I read this article aloud in the USO this morning and laughed so hard I had to lay my head on the desk at times. In other moments my throat suddenly tightened a bit and tears threatened as I tried to explain these special people to a fellow volunteer and talked about some of the wounded warriors I've encountered.
At a restaurant with a friend, Blanchard, now a student at George Washington University, stabbed his prosthetic foot with a steak knife and pretended to howl in pain. At Kings Dominion amusement park, he removed his leg before getting on a suspended roller coaster where riders' feet dangle freely. As the ride coasted to a stop, he started screaming loud enough for those in line to hear: "Do not get on that ride! It'll rip your legs off!"
Murray says laughter helped him keep his "mind off the fact of what an absolutely horrible situation you are in -- how you went from being a big, bad-ass terrorist fighter to having your mother pushing you around in a wheelchair."
I told my fellow volunteer about triple amputee Brian Anderson's "75% off t-shirt," of Chuck's right nut and "half the man I used to be" comments, the guy who joked at Fran O'briens as he held a steak knife aloft ("They're giving us knives?! Don't they know everyone at this table has PTSD?!"), the outrageous slogans I saw handwritten on the protective helmet of a vibrant young Marine missing a huge section his skull and brain ("I'm missing half my brain. What's your excuse?").
And later today I found this in my mailbox: "Seventh Logrolling Title, 1st with a Prosthetic Arm." It wasn't just any contest, but a World Championship.
If by some chance you don't understand why sweet little "Fuzzybear" turns into a ferocious lioness when our military personnel are denigrated, when people act as if the wounded can only be ignored or looked upon with hand-wringing, when pats on the head are passed off as "supportive," then read the links.

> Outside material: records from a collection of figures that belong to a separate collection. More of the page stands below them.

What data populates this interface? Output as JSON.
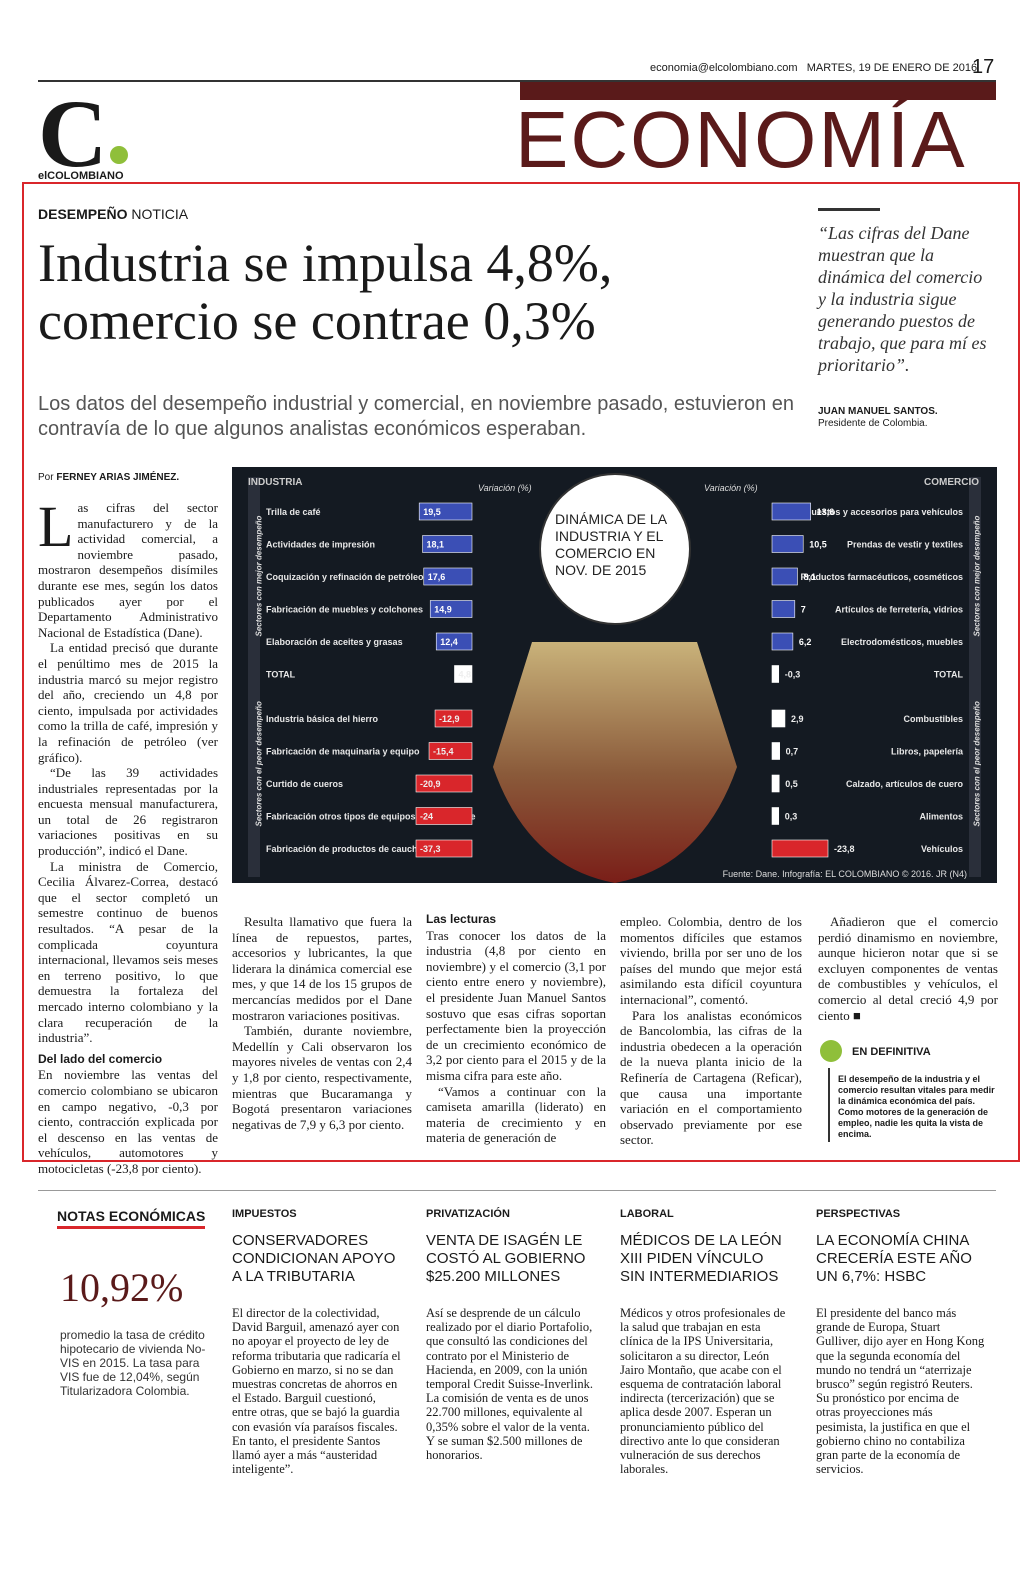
{
  "header": {
    "email": "economia@elcolombiano.com",
    "date": "MARTES, 19 DE ENERO DE 2016",
    "page": "17",
    "brand": "elCOLOMBIANO",
    "brand_letter": "C",
    "section": "ECONOMÍA"
  },
  "article": {
    "kicker_bold": "DESEMPEÑO",
    "kicker": "NOTICIA",
    "headline": "Industria se impulsa 4,8%, comercio se contrae 0,3%",
    "deck": "Los datos del desempeño industrial y comercial, en noviembre pasado, estuvieron en contravía de lo que algunos analistas económicos esperaban.",
    "quote": "“Las cifras del Dane muestran que la dinámica del comercio y la industria sigue generando puestos de trabajo, que para mí es prioritario”.",
    "quote_author": "JUAN MANUEL SANTOS.",
    "quote_role": "Presidente de Colombia.",
    "byline_prefix": "Por",
    "byline": "FERNEY ARIAS JIMÉNEZ.",
    "col1_drop": "L",
    "col1_p1": "as cifras del sector manufacturero y de la actividad comercial, a noviembre pasado, mostraron desempeños disímiles durante ese mes, según los datos publicados ayer por el Departamento Administrativo Nacional de Estadística (Dane).",
    "col1_p2": "La entidad precisó que durante el penúltimo mes de 2015 la industria marcó su mejor registro del año, creciendo un 4,8 por ciento, impulsada por actividades como la trilla de café, impresión y la refinación de petróleo (ver gráfico).",
    "col1_p3": "“De las 39 actividades industriales representadas por la encuesta mensual manufacturera, un total de 26 registraron variaciones positivas en su producción”, indicó el Dane.",
    "col1_p4": "La ministra de Comercio, Cecilia Álvarez-Correa, destacó que el sector completó un semestre continuo de buenos resultados. “A pesar de la complicada coyuntura internacional, llevamos seis meses en terreno positivo, lo que demuestra la fortaleza del mercado interno colombiano y la clara recuperación de la industria”.",
    "col1_h": "Del lado del comercio",
    "col1_p5": "En noviembre las ventas del comercio colombiano se ubicaron en campo negativo, -0,3 por ciento, contracción explicada por el descenso en las ventas de vehículos, automotores y motocicletas (-23,8 por ciento).",
    "col2_p1": "Resulta llamativo que fuera la línea de repuestos, partes, accesorios y lubricantes, la que liderara la dinámica comercial ese mes, y que 14 de los 15 grupos de mercancías medidos por el Dane mostraron variaciones positivas.",
    "col2_p2": "También, durante noviembre, Medellín y Cali observaron los mayores niveles de ventas con 2,4 y 1,8 por ciento, respectivamente, mientras que Bucaramanga y Bogotá presentaron variaciones negativas de 7,9 y 6,3 por ciento.",
    "col3_h": "Las lecturas",
    "col3_p1": "Tras conocer los datos de la industria (4,8 por ciento en noviembre) y el comercio (3,1 por ciento entre enero y noviembre), el presidente Juan Manuel Santos sostuvo que esas cifras soportan perfectamente bien la proyección de un crecimiento económico de 3,2 por ciento para el 2015 y de la misma cifra para este año.",
    "col3_p2": "“Vamos a continuar con la camiseta amarilla (liderato) en materia de crecimiento y en materia de generación de",
    "col4_p1": "empleo. Colombia, dentro de los momentos difíciles que estamos viviendo, brilla por ser uno de los países del mundo que mejor está asimilando esta difícil coyuntura internacional”, comentó.",
    "col4_p2": "Para los analistas económicos de Bancolombia, las cifras de la industria obedecen a la operación de la nueva planta inicio de la Refinería de Cartagena (Reficar), que causa una importante variación en el comportamiento observado previamente por ese sector.",
    "col5_p1": "Añadieron que el comercio perdió dinamismo en noviembre, aunque hicieron notar que si se excluyen componentes de ventas de combustibles y vehículos, el comercio al detal creció 4,9 por ciento ■",
    "def_title": "EN DEFINITIVA",
    "def_body": "El desempeño de la industria y el comercio resultan vitales para medir la dinámica económica del país. Como motores de la generación de empleo, nadie les quita la vista de encima."
  },
  "chart_data": {
    "type": "bar",
    "title": "DINÁMICA DE LA INDUSTRIA Y EL COMERCIO EN NOV. DE 2015",
    "source": "Fuente: Dane. Infografía: EL COLOMBIANO © 2016. JR (N4)",
    "variation_label": "Variación (%)",
    "industria": {
      "name": "INDUSTRIA",
      "best_label": "Sectores con mejor desempeño",
      "worst_label": "Sectores con el peor desempeño",
      "best": [
        {
          "label": "Trilla de café",
          "value": 19.5
        },
        {
          "label": "Actividades de impresión",
          "value": 18.1
        },
        {
          "label": "Coquización y refinación de petróleo",
          "value": 17.6
        },
        {
          "label": "Fabricación de muebles y colchones",
          "value": 14.9
        },
        {
          "label": "Elaboración de aceites y grasas",
          "value": 12.4
        }
      ],
      "total": {
        "label": "TOTAL",
        "value": 4.8
      },
      "worst": [
        {
          "label": "Industria básica del hierro",
          "value": -12.9
        },
        {
          "label": "Fabricación de maquinaria y equipo",
          "value": -15.4
        },
        {
          "label": "Curtido de cueros",
          "value": -20.9
        },
        {
          "label": "Fabricación otros tipos de equipos de transporte",
          "value": -24.0
        },
        {
          "label": "Fabricación de productos de caucho",
          "value": -37.3
        }
      ]
    },
    "comercio": {
      "name": "COMERCIO",
      "best_label": "Sectores con mejor desempeño",
      "worst_label": "Sectores con el peor desempeño",
      "best": [
        {
          "label": "Repuestos y accesorios para vehículos",
          "value": 13.6
        },
        {
          "label": "Prendas de vestir y textiles",
          "value": 10.5
        },
        {
          "label": "Productos farmacéuticos, cosméticos",
          "value": 8.1
        },
        {
          "label": "Artículos de ferretería, vidrios",
          "value": 7.0
        },
        {
          "label": "Electrodomésticos, muebles",
          "value": 6.2
        }
      ],
      "total": {
        "label": "TOTAL",
        "value": -0.3
      },
      "worst": [
        {
          "label": "Combustibles",
          "value": 2.9
        },
        {
          "label": "Libros, papelería",
          "value": 0.7
        },
        {
          "label": "Calzado, artículos de cuero",
          "value": 0.5
        },
        {
          "label": "Alimentos",
          "value": 0.3
        },
        {
          "label": "Vehículos",
          "value": -23.8
        }
      ]
    }
  },
  "notas": {
    "title": "NOTAS ECONÓMICAS",
    "big": "10,92%",
    "body": "promedio la tasa de crédito hipotecario de vivienda No-VIS en 2015. La tasa para VIS fue de 12,04%, según Titularizadora Colombia.",
    "items": [
      {
        "cat": "IMPUESTOS",
        "title": "CONSERVADORES CONDICIONAN APOYO A LA TRIBUTARIA",
        "text": "El director de la colectividad, David Barguil, amenazó ayer con no apoyar el proyecto de ley de reforma tributaria que radicaría el Gobierno en marzo, si no se dan muestras concretas de ahorros en el Estado. Barguil cuestionó, entre otras, que se bajó la guardia con evasión vía paraísos fiscales. En tanto, el presidente Santos llamó ayer a más “austeridad inteligente”."
      },
      {
        "cat": "PRIVATIZACIÓN",
        "title": "VENTA DE ISAGÉN LE COSTÓ AL GOBIERNO $25.200 MILLONES",
        "text": "Así se desprende de un cálculo realizado por el diario Portafolio, que consultó las condiciones del contrato por el Ministerio de Hacienda, en 2009, con la unión temporal Credit Suisse-Inverlink. La comisión de venta es de unos 22.700 millones, equivalente al 0,35% sobre el valor de la venta. Y se suman $2.500 millones de honorarios."
      },
      {
        "cat": "LABORAL",
        "title": "MÉDICOS DE LA LEÓN XIII PIDEN VÍNCULO SIN INTERMEDIARIOS",
        "text": "Médicos y otros profesionales de la salud que trabajan en esta clínica de la IPS Universitaria, solicitaron a su director, León Jairo Montaño, que acabe con el esquema de contratación laboral indirecta (tercerización) que se aplica desde 2007. Esperan un pronunciamiento público del directivo ante lo que consideran vulneración de sus derechos laborales."
      },
      {
        "cat": "PERSPECTIVAS",
        "title": "LA ECONOMÍA CHINA CRECERÍA ESTE AÑO UN 6,7%: HSBC",
        "text": "El presidente del banco más grande de Europa, Stuart Gulliver, dijo ayer en Hong Kong que la segunda economía del mundo no tendrá un “aterrizaje brusco” según registró Reuters. Su pronóstico por encima de otras proyecciones más pesimista, la justifica en que el gobierno chino no contabiliza gran parte de la economía de servicios."
      }
    ]
  },
  "colors": {
    "brand": "#5a1a1a",
    "frame": "#d9262b",
    "bar_best": "#3b4fb5",
    "bar_worst": "#d9262b"
  }
}
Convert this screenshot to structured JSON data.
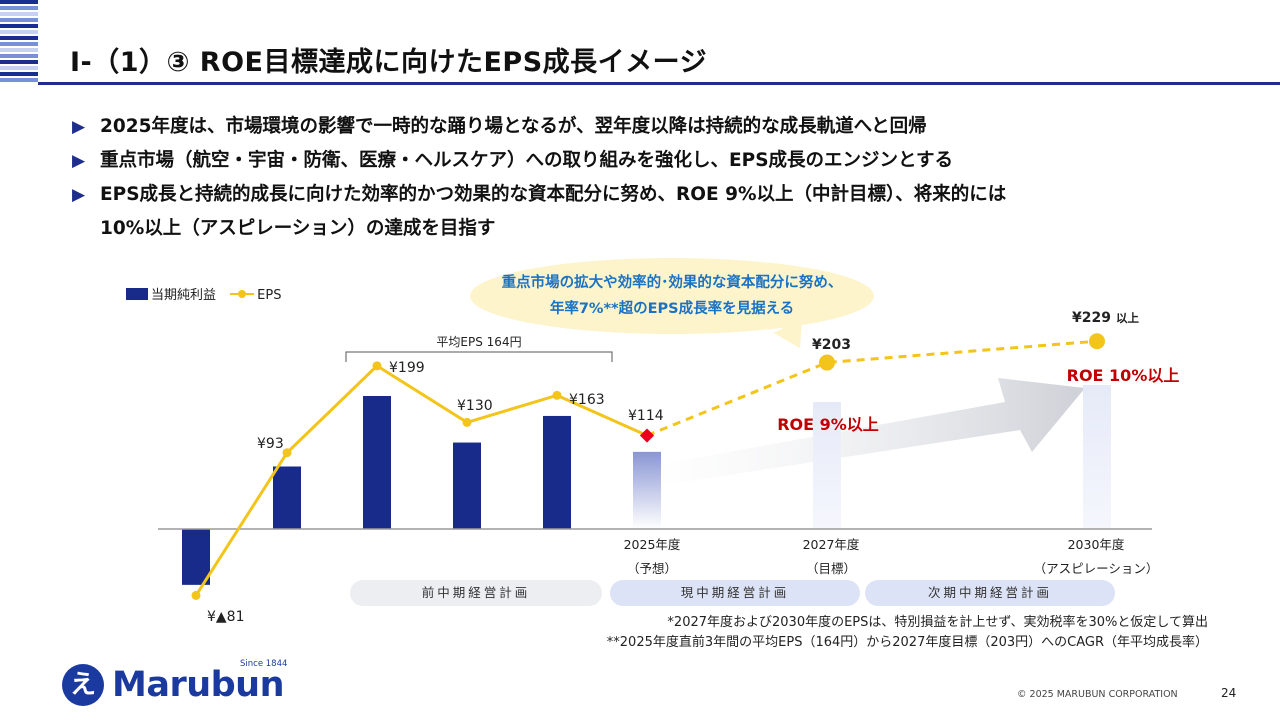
{
  "title": "Ⅰ-（1）③ ROE目標達成に向けたEPS成長イメージ",
  "bullets": [
    "2025年度は、市場環境の影響で一時的な踊り場となるが、翌年度以降は持続的な成長軌道へと回帰",
    "重点市場（航空・宇宙・防衛、医療・ヘルスケア）への取り組みを強化し、EPS成長のエンジンとする",
    "EPS成長と持続的成長に向けた効率的かつ効果的な資本配分に努め、ROE 9%以上（中計目標）、将来的には",
    "10%以上（アスピレーション）の達成を目指す"
  ],
  "legend": {
    "bar": "当期純利益",
    "line": "EPS"
  },
  "callout": {
    "line1": "重点市場の拡大や効率的･効果的な資本配分に努め、",
    "line2": "年率7%**超のEPS成長率を見据える"
  },
  "chart_data": {
    "type": "bar+line",
    "series": [
      {
        "name": "当期純利益",
        "kind": "bar",
        "relative_heights": [
          -0.42,
          0.47,
          1.0,
          0.65,
          0.85,
          0.58,
          null,
          null
        ]
      },
      {
        "name": "EPS",
        "kind": "line",
        "values": [
          -81,
          93,
          199,
          130,
          163,
          114,
          203,
          229
        ]
      }
    ],
    "eps_labels": [
      "¥▲81",
      "¥93",
      "¥199",
      "¥130",
      "¥163",
      "¥114",
      "¥203",
      "¥229"
    ],
    "eps_229_suffix": "以上",
    "avg_bracket_label": "平均EPS 164円",
    "x_labels": [
      {
        "main": "2025年度",
        "sub": "（予想）"
      },
      {
        "main": "2027年度",
        "sub": "（目標）"
      },
      {
        "main": "2030年度",
        "sub": "（アスピレーション）"
      }
    ],
    "roe_labels": [
      "ROE 9%以上",
      "ROE 10%以上"
    ],
    "colors": {
      "bar": "#182a8a",
      "line": "#f3c419",
      "roe": "#c00000",
      "forecast_marker": "#e8001c"
    }
  },
  "plans": [
    "前中期経営計画",
    "現中期経営計画",
    "次期中期経営計画"
  ],
  "footnotes": [
    "*2027年度および2030年度のEPSは、特別損益を計上せず、実効税率を30%と仮定して算出",
    "**2025年度直前3年間の平均EPS（164円）から2027年度目標（203円）へのCAGR（年平均成長率）"
  ],
  "logo": {
    "word": "Marubun",
    "since": "Since 1844",
    "mark": "え"
  },
  "copyright": "© 2025 MARUBUN CORPORATION",
  "page_number": "24"
}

There can be no response but admiration and love mixed within the tears... and motivation to do what one can to put a bit more lift under their wings. They're inspirational, not because they have it so hard (they do) and succeed in spite of it (they often do), but because they are proof of the indomitable human spirit, a living lesson for all who struggle and fight, a reminder that regardless of your circumstances, life really is what you make of it.